Share on Facebook

Monday, December 04, 2023

Harry Frankfurt

Harry Frankfurt and his alternate possibilities

A few months ago, the American philosopher Harry G. Frankfurt died, 94 years old (1929-2023). I think that many of my readers will not know him, although I have mentioned him a few times in my blogs, but he was one of the most influential American philosophers of the last century and the early 21st century. He had especially a big impact on the discussion whether there is a free will. You simply cannot ignore his view when you are interested in the free will debate.
Free will, so many philosophers say, is all about responsibility: Free will and personal responsibility are two sides of the same coin. Is this true? No, Frankfurt said: We can be responsible for what we do without being free. Take this case (and now I use an old blog):
Jones is in a voting booth deliberating whether to vote for the Democratic or for the Republican presidential candidate.
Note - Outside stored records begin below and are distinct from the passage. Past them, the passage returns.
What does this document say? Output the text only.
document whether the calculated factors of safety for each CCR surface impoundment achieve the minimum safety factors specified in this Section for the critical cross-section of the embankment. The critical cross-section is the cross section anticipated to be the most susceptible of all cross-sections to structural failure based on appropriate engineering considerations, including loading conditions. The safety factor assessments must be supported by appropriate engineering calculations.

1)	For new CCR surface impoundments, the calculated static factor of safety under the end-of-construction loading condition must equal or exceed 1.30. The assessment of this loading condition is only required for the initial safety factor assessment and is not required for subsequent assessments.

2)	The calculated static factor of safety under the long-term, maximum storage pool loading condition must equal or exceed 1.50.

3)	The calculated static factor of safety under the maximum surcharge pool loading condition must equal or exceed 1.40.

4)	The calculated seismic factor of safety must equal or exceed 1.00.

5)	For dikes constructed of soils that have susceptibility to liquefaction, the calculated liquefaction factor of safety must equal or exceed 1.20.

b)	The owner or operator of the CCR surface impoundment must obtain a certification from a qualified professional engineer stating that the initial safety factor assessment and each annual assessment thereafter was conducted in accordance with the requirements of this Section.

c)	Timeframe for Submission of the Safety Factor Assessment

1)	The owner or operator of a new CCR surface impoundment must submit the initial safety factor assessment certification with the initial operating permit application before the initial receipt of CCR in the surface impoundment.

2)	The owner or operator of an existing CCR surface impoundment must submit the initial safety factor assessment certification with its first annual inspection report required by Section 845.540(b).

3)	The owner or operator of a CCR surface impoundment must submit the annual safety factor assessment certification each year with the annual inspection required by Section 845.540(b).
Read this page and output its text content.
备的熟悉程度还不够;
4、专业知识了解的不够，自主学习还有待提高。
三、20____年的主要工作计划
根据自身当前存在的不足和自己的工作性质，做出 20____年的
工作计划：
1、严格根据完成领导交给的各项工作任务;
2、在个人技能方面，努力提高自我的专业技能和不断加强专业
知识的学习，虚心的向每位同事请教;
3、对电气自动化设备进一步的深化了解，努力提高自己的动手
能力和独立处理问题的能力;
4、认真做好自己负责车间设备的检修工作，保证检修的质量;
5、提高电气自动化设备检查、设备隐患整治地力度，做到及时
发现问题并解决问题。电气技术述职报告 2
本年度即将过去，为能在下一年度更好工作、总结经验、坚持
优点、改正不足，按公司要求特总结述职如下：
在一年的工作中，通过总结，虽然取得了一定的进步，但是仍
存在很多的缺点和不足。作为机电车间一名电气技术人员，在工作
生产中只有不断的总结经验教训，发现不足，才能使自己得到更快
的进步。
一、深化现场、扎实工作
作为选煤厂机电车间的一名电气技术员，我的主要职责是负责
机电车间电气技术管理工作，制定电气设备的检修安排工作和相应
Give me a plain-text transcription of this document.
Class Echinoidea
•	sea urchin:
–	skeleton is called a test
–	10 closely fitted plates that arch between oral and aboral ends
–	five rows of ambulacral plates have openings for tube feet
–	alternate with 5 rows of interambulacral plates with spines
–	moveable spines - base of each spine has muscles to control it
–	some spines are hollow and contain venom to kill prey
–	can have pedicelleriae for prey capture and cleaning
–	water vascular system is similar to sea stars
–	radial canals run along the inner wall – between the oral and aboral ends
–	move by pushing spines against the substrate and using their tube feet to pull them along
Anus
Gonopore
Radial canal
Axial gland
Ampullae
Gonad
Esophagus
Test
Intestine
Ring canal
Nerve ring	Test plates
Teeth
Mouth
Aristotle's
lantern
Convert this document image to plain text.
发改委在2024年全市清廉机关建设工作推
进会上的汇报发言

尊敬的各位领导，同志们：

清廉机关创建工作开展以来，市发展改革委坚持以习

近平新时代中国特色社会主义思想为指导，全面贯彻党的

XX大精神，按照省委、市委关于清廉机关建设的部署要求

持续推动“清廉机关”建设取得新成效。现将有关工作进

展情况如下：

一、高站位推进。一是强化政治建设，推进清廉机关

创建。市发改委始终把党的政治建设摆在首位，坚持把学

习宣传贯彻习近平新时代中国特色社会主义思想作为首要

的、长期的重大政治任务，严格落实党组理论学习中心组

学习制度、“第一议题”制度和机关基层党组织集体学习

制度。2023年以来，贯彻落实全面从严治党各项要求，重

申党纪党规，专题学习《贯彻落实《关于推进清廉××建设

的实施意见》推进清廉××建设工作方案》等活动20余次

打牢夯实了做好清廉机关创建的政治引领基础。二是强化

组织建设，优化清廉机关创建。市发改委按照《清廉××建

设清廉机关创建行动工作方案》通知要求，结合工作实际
Unbeknownst to Jones, a neurosurgeon, Black, has implanted a chip in Jones’s brain that allows Black to monitor Jones’s neural states and alter them if need be. Black is a diehard Democrat, and should Black detect neural activity indicating that a Republican choice is forthcoming, Black will activate the chip to ensure that Jones will vote Democratic. However, Jones chooses on his own to vote for the Democratic presidential candidate, so Black never intervenes.
In this case, voting for the Democratic candidate was Jones’s own choice, so we can say that Jones was responsible for this choice. Nevertheless, he was not free to vote for the Democratic candidate, for would Jones have wanted to vote Republican, Black would have intervened. The upshot is that responsibility and free will don’t need to go together. But what then free will is about if it is not about responsibility? This blog is not the place to try to answer this question, but by presenting this, what now is called, Frankfurt case, Harry Frankfurt has left his mark on the free will debate. To my mind it is his most important contribution to philosophy.
Another important contribution of Frankfurt to philosophy is his definition what a person is. A person is, so Frankfurt, someone who wants what he or she wants. In order to understand what this means, Frankfurt distinguished first-order volitions and second-order volitions. First-order volitions are simple wants, desires, wishes etc. I like oranges so I want to eat oranges. I like reading so I want to read a book. I like opera so I desire to go to an opera performance. Etc. But do we really want what we want? Do I really want to want to eat oranges? Yes, for they are healthy and tasty. Do, I really want to want to read books? Yes, for reading books is a pleasure and it is good for my mental development. But, say, that I am a drug addict. Every day I want to take a shot of heroin, if not more often. Do I really want to take heroin every day? No, for it ruins my health and it makes me dependent, for I want to have it now or I’ll become sick. So I want to get clean and I ask for help. However, a friend of mine, also a heroin addict, never asks the question whether he wants to get clean. He simply wants to have his shots. What is the difference between us? According to Frankfurt, those people who ask both first-order and second-order questions – like me – are persons. If I succeed to get clean, I am a free person; if I don’t succeed to get clean, I am a person but not a free person: I have asked first-order and second-order questions, but I don’t succeed to act according to my answers (I stay a drug addict, although I don’t want that). However, since my friend doesn’t ask second-order questions, he cannot be a person. Frankfurt calls him a wanton.
For me, these are Frankfurt’s most important contributions to philosophy, but he did more. Among philosophers he is also known as a Descartes specialist. Among the general public he is especially known by his bestseller On Bullshit. In this booklet he defends the view that worse than simply lying is talking bullshit: Talking nonsense (or maybe even truth) without caring whether what you say is true or false. For the speaker (or writer), the only thing that is important is how s/he appears to others or that s/he gets what she wants and reaches his/her goals. Another influential book written for the general public is Frankfurt’s The Reasons of Love. Harry Frankfurt was an analytic philosopher in the first place, and analytic philosophy is typically a kind of philosophy performed in academic circles. However, according to Frankfurt it is also a good method for explaining general issues that are important for the general public. In the book just mentioned Frankfurt gives an analytical and well-understandable explanation of the idea of love.
It will certainly not be difficult to write more about Harry Frankfurt, but with this blog I hope to have made clear that he was a remarkable and influential philosopher, a clear writer and one of the most important American thinkers of the last hundred years.

Sources
Harry G. Frankfurt, The importance of what we care about.
Maarten Meester, “De analyticus van de vrije wil”, in Filosofie Magazine, 2023/12; pp. 54-58.